I’m not here to say that the selection of Luke Kunin is the controversial ranking that everyone has been waiting for, but I am willing to say that the 20-year-old has a case for being the “biggest” snub on the 2018 Top 25 Under 25 list.
One of the big factors that led to the Kunin snub is the fact that he is the prototypical underrated prospect. He is solid in every phase of the game but lacks the flash or standout skill that makes him stick out from the rest. There just isn’t anything in his game that screams “notice me”. There is nothing wrong with that either. Being an all-around workhouse is a great thing, it just doesn’t garner a lot of attention, especially at the prospect level.
In reality, that doesn’t matter. Rankings don’t really matter. What does matter is how good of an NHLer any given prospect will be, and that is where Kunin has a leg up on the competition.
Most prospects enter the NHL ill-equipped in one area of the game which is easily exploitable by pro talent. Kunin doesn’t really have that issue. You can’t bully him because at six feet, 192 pounds, he is big enough to withstand physical pressure. You can’t pull him out of possession because his awareness and hockey acumen is just too high for that. He is both defensively sound and promising in the offensive zone. He is a true all-around talent.
While being good in everything can lead to a long and prosperous career, it doesn’t lend itself to greatness. In order to achieve that level Kunin needs to find something that will set him apart, something special.
Since his emergence as a top prospect in the 2016 draft, Kunin has had the label of “offensively gifted” attached to his name. He cemented that assumption while at the University of Wisconsin where he posted 70 points – 41 goals, 29 assists – in 69 games across two seasons.
A lot of that offensive prowess can be accredited to the fact that Kunin isn’t shy about shooting the puck, which is something he has already displayed at the NHL level. His 14.11 shot attempts per 60 minutes at 5-v-5 was good for second on the Minnesota Wild roster across the 2017-18 campaign while his 8.25 shots on net per 60 minutes at 5-v-5 were fifth. But while those numbers were great for a rookie they didn’t exactly lead to an explosion in the points department where he only scrapped together four – two goals, two assists – in 19 games with the Wild.
For Kunin to become an elite talent at the NHL level he needs his offense to keep developing.

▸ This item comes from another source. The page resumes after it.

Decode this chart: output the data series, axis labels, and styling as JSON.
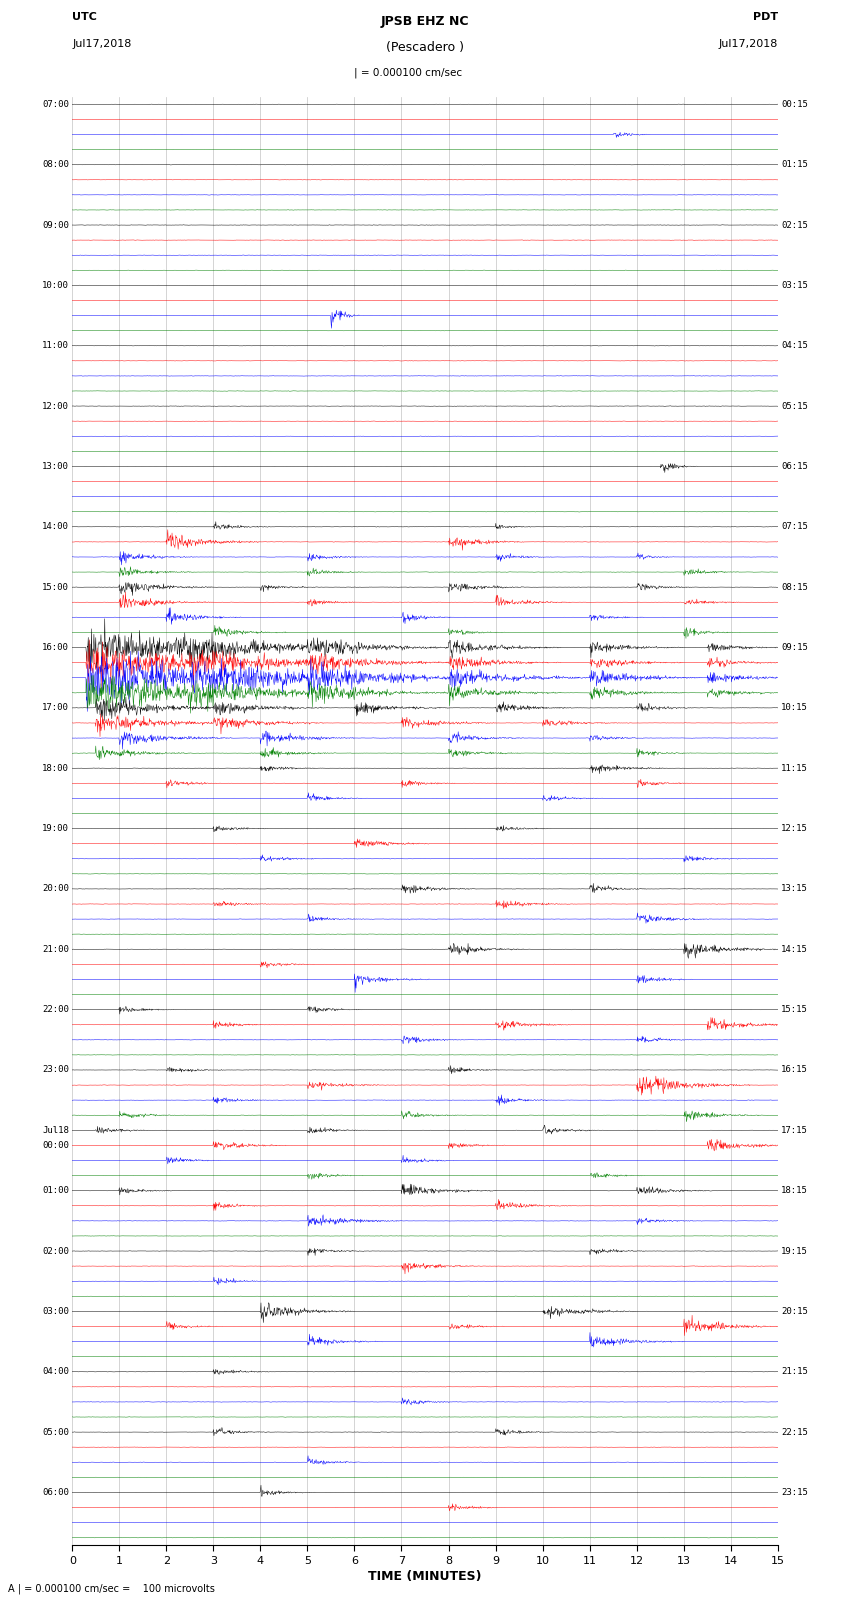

Putting pucks on net is a great start, but fine tuning his shot and release could result in a significant bump in production in the near future, which is scary considering he will just be turning 21-years-old in December.
Unfortunately we’ll have to wait a little bit before we can see whether Kunin makes that jump in the 2018-19 campaign. A torn ACL suffered last March has the Missouri native taking things slow in training camp while waiting to be cleared for contact by team doctors. With his year likely starting out in Iowa, it’s only a matter of time before he makes the jump to the NHL roster to bolster the teams depth, and start his ascension up the rankings to prove that he deserves to be mentioned alongside the likes of Kirill Kaprizov and Matt Dumba.